ライノタイプのドキュメンタリー映画 Linotype: The Film を見て思うこと

February 8, 2013

文字好きが集まって自動鋳植機ライノタイプのドキュメンタリー映画 Linotype: The Film を見た。印刷やLinotypeの歴史がよく分かる内容で、堅苦しくなく、音楽もテンポもよいユーモラスな映画だった(内容について詳しくはフォントブログへ)。

私はその映画を見終えて、ぼんやりと地元の印刷屋さんを思い出していた。幼なじみの父親が印刷屋さんで、私が高校生くらいの頃からよく入り浸っていた場所だ。当時はPowerMac 7600かな。あと写植機があって暗室があって。多分、私がデザイナーになったのも、この頃Macを触っていたからだと思う。

話によれば元々Macはなかったようで、写植機のみだったそう(写植機全盛の頃始めたらしいから活版印刷機はなかった)。それが時代の流れでMacを導入して、後に写植機は処分することに。その時は変化していく様に何とも思わなかったけど、それは写植の技術も捨てたということなんだ、と今思う。

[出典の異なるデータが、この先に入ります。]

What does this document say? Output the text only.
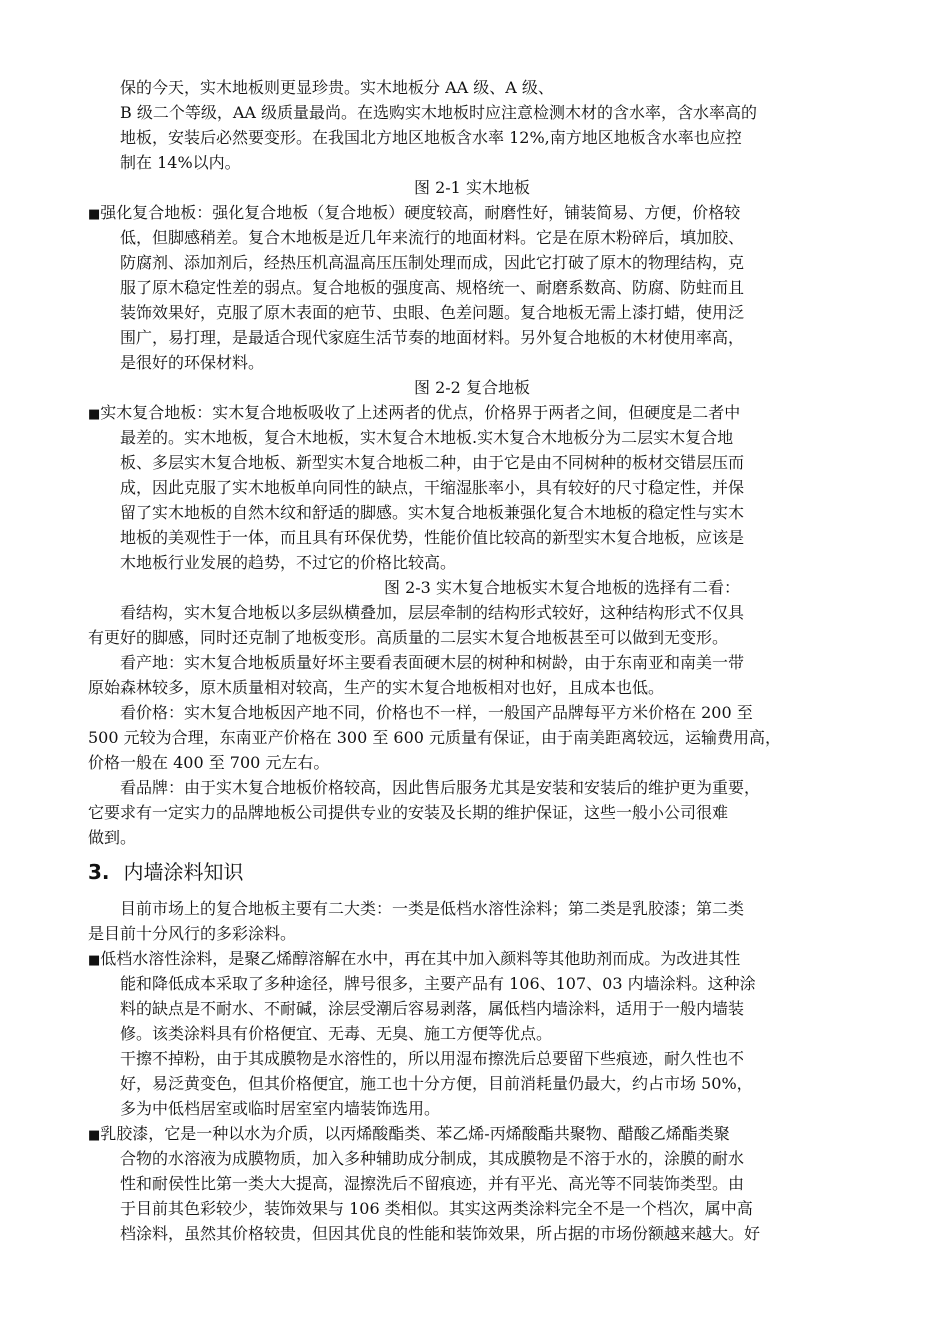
保的今天，实木地板则更显珍贵。实木地板分 AA 级、A 级、
B 级二个等级，AA 级质量最尚。在选购实木地板时应注意检测木材的含水率，含水率高的
地板，安装后必然要变形。在我国北方地区地板含水率 12%,南方地区地板含水率也应控
制在 14%以内。
图 2-1 实木地板
■强化复合地板：强化复合地板（复合地板）硬度较高，耐磨性好，铺装简易、方便，价格较
低，但脚感稍差。复合木地板是近几年来流行的地面材料。它是在原木粉碎后，填加胶、
防腐剂、添加剂后，经热压机高温高压压制处理而成，因此它打破了原木的物理结构，克
服了原木稳定性差的弱点。复合地板的强度高、规格统一、耐磨系数高、防腐、防蛀而且
装饰效果好，克服了原木表面的疤节、虫眼、色差问题。复合地板无需上漆打蜡，使用泛
围广，易打理，是最适合现代家庭生活节奏的地面材料。另外复合地板的木材使用率高，
是很好的环保材料。
图 2-2 复合地板
■实木复合地板：实木复合地板吸收了上述两者的优点，价格界于两者之间，但硬度是二者中
最差的。实木地板，复合木地板，实木复合木地板.实木复合木地板分为二层实木复合地
板、多层实木复合地板、新型实木复合地板二种，由于它是由不同树种的板材交错层压而
成，因此克服了实木地板单向同性的缺点，干缩湿胀率小，具有较好的尺寸稳定性，并保
留了实木地板的自然木纹和舒适的脚感。实木复合地板兼强化复合木地板的稳定性与实木
地板的美观性于一体，而且具有环保优势，性能价值比较高的新型实木复合地板，应该是
木地板行业发展的趋势，不过它的价格比较高。
图 2-3 实木复合地板实木复合地板的选择有二看：
看结构，实木复合地板以多层纵横叠加，层层牵制的结构形式较好，这种结构形式不仅具
有更好的脚感，同时还克制了地板变形。高质量的二层实木复合地板甚至可以做到无变形。
看产地：实木复合地板质量好坏主要看表面硬木层的树种和树龄，由于东南亚和南美一带
原始森林较多，原木质量相对较高，生产的实木复合地板相对也好，且成本也低。
看价格：实木复合地板因产地不同，价格也不一样，一般国产品牌每平方米价格在 200 至
500 元较为合理，东南亚产价格在 300 至 600 元质量有保证，由于南美距离较远，运输费用高，
价格一般在 400 至 700 元左右。
看品牌：由于实木复合地板价格较高，因此售后服务尤其是安装和安装后的维护更为重要，
它要求有一定实力的品牌地板公司提供专业的安装及长期的维护保证，这些一般小公司很难
做到。
3. 内墙涂料知识
目前市场上的复合地板主要有二大类：一类是低档水溶性涂料；第二类是乳胶漆；第二类
是目前十分风行的多彩涂料。
■低档水溶性涂料，是聚乙烯醇溶解在水中，再在其中加入颜料等其他助剂而成。为改进其性
能和降低成本采取了多种途径，牌号很多，主要产品有 106、107、03 内墙涂料。这种涂
料的缺点是不耐水、不耐碱，涂层受潮后容易剥落，属低档内墙涂料，适用于一般内墙装
修。该类涂料具有价格便宜、无毒、无臭、施工方便等优点。
干擦不掉粉，由于其成膜物是水溶性的，所以用湿布擦洗后总要留下些痕迹，耐久性也不
好，易泛黄变色，但其价格便宜，施工也十分方便，目前消耗量仍最大，约占市场 50%，
多为中低档居室或临时居室室内墙装饰选用。
■乳胶漆，它是一种以水为介质，以丙烯酸酯类、苯乙烯-丙烯酸酯共聚物、醋酸乙烯酯类聚
合物的水溶液为成膜物质，加入多种辅助成分制成，其成膜物是不溶于水的，涂膜的耐水
性和耐侯性比第一类大大提高，湿擦洗后不留痕迹，并有平光、高光等不同装饰类型。由
于目前其色彩较少，装饰效果与 106 类相似。其实这两类涂料完全不是一个档次，属中高
档涂料，虽然其价格较贵，但因其优良的性能和装饰效果，所占据的市场份额越来越大。好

近い将来、パソコンでデザインする時代ではなくなって、私や今のデザイナーたちが培ってきたパソコンの技術は一切何の役にも立たない時代が来るかもしれない。あるいは、デザインに対するリテラシーが変化して、デザイナーが今程必要とされなくなるかもしれない。

もちろん今でも活版印刷機や写植機を使う方々はいるし、古いから悪い訳でもなく、古いから良い訳でもない。
少しのこだわりと対応力を持って、技術者をやっていかなければなぁと思う。